Obwohl Monopole hier für Konsumenten von größerem Nutzen sind als andere Marktstrukturen, müssen die Wettbewerbshüter sich dennoch vorhalten lassen, bei Akquisitionsfeldzügen der Tech-Riesen lange zugeschaut zu haben. Der Kauf von Youtube durch Google oder von Skype und Linkedin durch Microsoft fielen ebenso durchs Raster wie die Übernahmen von Whatsapp und Instagram durch Facebook. Die Ursache dieser Blindheit liegt allerdings in einem Wettbewerbsrecht, das den Herausforderungen der Digitalwirtschaft nicht gerecht werden kann. Derzeit fußt ein Urteil der Behörden über eine dem Wettbewerb unzuträgliche Marktmacht auf klassischen Kriterien wie Umsatz und Ergebnis in betroffenen Märkten. Das Problem: Weder Google noch Microsoft noch Facebook hatten zum Zeitpunkt der genannten Übernahmen überhaupt einen Fuß in der Tür in den relevanten Märkten. Die Zielobjekte wiederum waren Start-ups, mit Umsätzen, die im Gesamtgefüge der Konzerne kaum mehr als ein Rundungsfehler waren. Die mittelbare Bedeutung dieser Start-ups für die Reichweite der Konzerne und ihre Position in der Digitalwirtschaft wurde nicht erkannt.

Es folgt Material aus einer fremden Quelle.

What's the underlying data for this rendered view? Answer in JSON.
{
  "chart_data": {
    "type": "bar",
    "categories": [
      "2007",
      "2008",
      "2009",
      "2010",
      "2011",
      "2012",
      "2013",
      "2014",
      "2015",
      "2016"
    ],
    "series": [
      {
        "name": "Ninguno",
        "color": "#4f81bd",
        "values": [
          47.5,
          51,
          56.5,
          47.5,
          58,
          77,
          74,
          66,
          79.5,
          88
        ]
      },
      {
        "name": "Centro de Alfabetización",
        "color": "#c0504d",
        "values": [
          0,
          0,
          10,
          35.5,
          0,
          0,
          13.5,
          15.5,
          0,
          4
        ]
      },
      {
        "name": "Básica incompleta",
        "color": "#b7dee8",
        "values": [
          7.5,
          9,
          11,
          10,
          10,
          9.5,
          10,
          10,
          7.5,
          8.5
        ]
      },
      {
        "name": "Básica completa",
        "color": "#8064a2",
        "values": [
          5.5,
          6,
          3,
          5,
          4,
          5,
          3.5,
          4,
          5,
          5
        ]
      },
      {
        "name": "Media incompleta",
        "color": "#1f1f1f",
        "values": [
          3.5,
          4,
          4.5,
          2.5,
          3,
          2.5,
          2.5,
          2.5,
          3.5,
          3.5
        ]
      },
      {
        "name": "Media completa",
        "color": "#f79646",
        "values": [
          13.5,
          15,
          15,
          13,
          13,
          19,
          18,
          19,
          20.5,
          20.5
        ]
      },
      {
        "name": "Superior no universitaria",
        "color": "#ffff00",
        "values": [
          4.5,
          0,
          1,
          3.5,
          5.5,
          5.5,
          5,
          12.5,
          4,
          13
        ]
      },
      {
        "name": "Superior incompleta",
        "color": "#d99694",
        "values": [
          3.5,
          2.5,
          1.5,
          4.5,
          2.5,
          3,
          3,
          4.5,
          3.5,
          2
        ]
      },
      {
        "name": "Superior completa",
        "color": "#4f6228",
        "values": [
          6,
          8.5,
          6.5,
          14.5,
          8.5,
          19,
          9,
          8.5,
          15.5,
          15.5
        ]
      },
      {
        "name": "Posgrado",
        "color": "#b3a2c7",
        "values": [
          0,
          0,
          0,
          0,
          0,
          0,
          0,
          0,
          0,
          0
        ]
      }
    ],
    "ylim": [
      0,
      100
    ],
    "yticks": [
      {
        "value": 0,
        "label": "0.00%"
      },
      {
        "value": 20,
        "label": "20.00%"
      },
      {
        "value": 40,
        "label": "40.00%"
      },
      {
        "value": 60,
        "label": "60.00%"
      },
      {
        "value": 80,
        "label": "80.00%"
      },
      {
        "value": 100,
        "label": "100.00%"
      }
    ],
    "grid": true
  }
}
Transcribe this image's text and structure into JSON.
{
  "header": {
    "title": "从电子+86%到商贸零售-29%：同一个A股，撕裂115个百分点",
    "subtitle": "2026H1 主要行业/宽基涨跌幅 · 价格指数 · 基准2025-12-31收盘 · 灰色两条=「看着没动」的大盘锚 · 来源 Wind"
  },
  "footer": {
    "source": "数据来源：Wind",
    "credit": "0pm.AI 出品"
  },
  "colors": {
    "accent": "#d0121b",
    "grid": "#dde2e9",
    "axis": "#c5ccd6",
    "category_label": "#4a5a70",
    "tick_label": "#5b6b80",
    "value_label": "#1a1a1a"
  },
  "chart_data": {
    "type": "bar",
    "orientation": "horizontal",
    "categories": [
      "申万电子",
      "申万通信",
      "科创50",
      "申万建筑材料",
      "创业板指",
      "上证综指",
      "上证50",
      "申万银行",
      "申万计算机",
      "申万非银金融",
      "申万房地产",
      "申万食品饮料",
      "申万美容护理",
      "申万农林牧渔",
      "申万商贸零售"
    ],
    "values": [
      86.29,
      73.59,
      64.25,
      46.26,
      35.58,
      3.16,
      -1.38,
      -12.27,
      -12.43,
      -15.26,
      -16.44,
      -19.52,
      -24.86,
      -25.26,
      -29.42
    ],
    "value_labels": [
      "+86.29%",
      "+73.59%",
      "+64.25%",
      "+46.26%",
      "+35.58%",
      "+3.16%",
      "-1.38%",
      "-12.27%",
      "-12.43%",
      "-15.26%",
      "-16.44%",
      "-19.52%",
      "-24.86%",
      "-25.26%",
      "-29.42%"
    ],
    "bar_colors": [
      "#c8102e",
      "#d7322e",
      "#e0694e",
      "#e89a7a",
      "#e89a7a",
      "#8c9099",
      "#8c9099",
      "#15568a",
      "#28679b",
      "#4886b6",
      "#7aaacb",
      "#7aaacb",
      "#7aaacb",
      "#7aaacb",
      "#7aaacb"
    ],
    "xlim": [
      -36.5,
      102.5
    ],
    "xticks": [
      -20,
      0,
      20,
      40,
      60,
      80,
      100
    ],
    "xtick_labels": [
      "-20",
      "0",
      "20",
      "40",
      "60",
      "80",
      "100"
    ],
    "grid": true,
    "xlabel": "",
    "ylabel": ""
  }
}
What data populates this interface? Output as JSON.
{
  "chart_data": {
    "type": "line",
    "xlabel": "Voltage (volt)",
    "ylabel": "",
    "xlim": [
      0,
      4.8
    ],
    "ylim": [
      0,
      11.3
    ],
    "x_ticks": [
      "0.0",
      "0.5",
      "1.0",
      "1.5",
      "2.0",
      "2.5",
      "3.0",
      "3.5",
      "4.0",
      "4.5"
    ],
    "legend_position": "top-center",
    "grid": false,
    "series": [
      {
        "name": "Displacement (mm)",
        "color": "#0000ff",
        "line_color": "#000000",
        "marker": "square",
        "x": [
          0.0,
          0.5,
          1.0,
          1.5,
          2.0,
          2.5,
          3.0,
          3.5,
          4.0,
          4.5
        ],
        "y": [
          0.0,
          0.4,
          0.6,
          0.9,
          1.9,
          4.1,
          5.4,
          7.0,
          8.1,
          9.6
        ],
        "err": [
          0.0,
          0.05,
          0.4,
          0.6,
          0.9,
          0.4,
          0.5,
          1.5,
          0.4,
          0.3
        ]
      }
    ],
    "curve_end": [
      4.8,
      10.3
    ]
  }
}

Ob eine Zerschlagung oder Rückabwicklung von Übernahmen für den Wettbewerb zum Ziel führt, ist indes keineswegs sicher. Angesichts der Schnelllebigkeit im Technologiesektor hat die EU zu Recht Zweifel an dieser Ultima Ratio. Eine jüngst von US-Behörden ins Spiel gebrachte Überlegung, ab einem bestimmten Transaktionsvolumen grundsätzlich eine vertiefte Prüfung anzusetzen, scheint da zielführender zu sein.